The Bill passed its first reading in the house. I am grateful to the FSC for this summary of key points from the proceedings in the house. Link to the draft law is below as well. 

Financial Markets (Conduct of Institutions) Amendment Bill Legislation

Key points in the introduction to the House:

The Bill seeks to address the regulatory gap as there is currently no explicit legislative mandate for the regulation of the general conduct of financial institutions. The Bill is intentionally fast tracked to protect consumers and to maintain confidence.

  • New conduct regime requiring licensed entities and intermediaries to have policies, processes, systems, and controls in place to ensure they're considering consumers' interests and treating them fairly in all aspects of their business.
  • Requires banks, insurers, and non-bank deposit takers to be licenced by the FMA in respect of their general conduct (with ongoing supervision), and licensing gives consumers confidence that licensed entities have been checked and meet the appropriate standards of conduct. Licensing will provide the FMA with a full range of tools to monitor, supervise, and enforce the new regime.
  • Where more detailed obligations are required, regulations can provide more guidance. A principles approach is intended to enable institutions to determine their own policy systems and controls.
  • Gives a regulation making power relating to incentives as a mechanism through which sales incentives based on volume and value targets will be prohibited. This prohibition applies not just to licensed entities but also to all intermediaries. Includes any and all incentives, whether monetary, such as commissions, bonuses, or other non-monetary rewards. This approach was taken as conflicted remuneration and incentives are seen as one of the biggest issues driving poor outcomes for consumers in the financial sector. It is intended that this prohibition on target-based incentives will address the fact that targets create an increasingly strong incentive to sell and therefore can encourage the person making the sale to prioritise their own interests over those of the customer. This prohibition still allows people to be remunerated for sales, but removes the particularly problematic target-based remuneration.

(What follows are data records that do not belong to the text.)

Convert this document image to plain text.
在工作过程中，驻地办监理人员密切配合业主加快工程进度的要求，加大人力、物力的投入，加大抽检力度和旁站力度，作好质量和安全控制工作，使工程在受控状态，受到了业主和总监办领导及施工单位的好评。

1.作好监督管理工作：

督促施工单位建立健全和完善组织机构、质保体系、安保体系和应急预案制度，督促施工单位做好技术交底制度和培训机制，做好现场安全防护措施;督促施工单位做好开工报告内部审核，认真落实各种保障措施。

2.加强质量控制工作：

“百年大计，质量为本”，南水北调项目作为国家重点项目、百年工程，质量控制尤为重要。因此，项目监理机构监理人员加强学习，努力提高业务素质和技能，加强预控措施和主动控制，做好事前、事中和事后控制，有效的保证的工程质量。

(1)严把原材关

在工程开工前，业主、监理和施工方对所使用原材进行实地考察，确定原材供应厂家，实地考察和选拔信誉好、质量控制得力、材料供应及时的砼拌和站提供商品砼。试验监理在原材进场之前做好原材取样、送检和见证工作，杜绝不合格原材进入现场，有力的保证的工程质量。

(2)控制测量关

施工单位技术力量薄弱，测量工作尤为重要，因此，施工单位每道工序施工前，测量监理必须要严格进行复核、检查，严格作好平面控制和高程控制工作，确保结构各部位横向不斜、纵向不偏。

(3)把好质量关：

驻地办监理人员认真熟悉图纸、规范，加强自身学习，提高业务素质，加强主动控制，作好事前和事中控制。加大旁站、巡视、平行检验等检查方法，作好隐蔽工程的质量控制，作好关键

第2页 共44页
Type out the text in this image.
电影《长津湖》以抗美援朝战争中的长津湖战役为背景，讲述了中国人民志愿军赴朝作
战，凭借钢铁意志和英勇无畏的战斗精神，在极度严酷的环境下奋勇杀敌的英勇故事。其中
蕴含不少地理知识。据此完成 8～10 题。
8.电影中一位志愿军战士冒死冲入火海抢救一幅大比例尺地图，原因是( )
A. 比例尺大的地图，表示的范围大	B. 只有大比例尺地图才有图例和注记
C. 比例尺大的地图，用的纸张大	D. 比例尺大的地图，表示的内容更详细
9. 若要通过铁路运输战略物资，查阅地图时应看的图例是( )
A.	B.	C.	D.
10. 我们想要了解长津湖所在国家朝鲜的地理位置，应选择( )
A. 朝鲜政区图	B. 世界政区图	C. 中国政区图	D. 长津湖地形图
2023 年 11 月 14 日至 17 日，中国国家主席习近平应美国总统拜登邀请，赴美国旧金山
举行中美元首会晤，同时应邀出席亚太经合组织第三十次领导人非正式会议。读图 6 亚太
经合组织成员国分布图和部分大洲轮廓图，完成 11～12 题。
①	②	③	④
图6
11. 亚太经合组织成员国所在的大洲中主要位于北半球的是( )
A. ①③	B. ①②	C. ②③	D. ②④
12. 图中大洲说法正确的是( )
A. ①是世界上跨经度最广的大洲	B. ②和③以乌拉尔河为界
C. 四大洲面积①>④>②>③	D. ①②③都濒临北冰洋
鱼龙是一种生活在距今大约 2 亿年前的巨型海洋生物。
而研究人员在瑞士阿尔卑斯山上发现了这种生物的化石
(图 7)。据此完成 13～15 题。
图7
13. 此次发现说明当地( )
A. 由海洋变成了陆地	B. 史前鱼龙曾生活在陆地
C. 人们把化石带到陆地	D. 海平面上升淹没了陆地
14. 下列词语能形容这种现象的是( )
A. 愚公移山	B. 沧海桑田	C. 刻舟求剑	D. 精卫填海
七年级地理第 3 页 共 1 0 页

National Response: Not support the Bill (in current form).

  • Duplication with FSLA.
  • Note quoted Chapman Tripp.
  • Expressed concerns with the blanket regulation making power in relation to incentives and who they apply to without further scrutiny by government.
  • Argued that there are better and less onerous ways of ensuring an obligation to ensure a customer is not going to be harmed simply by the existence of incentives, when incentives are essentially part of a sales business.

From 1 February, OnePath becomes Cigna

Cigna formally absorbs OnePath from 1 February. Quoting from an email sent to advisers recently they announced: 

"We’re pleased to let you know that we have received approval from the Reserve Bank of New Zealand, and on 31 January 2020 the OnePath business will be transferred to Cigna. This means the two businesses will begin operating as one – Cigna"

Congratulations to Cigna on the successful completion of the merger. Adviser familiar with other mergers will be able to appreciate how quickly, and in many respects smoothly, this has gone. Also announced under the same email are changes to the agency agreements. These, like AIA's recent changes, introduce new obligations for both advisers and Cigna. These relate to the expected requirements under the Conduct of Financial Institutions Bill. Although these requirements will probably undergo some change, the transfer of all OnePath business to Cigna means that a new agreement was required.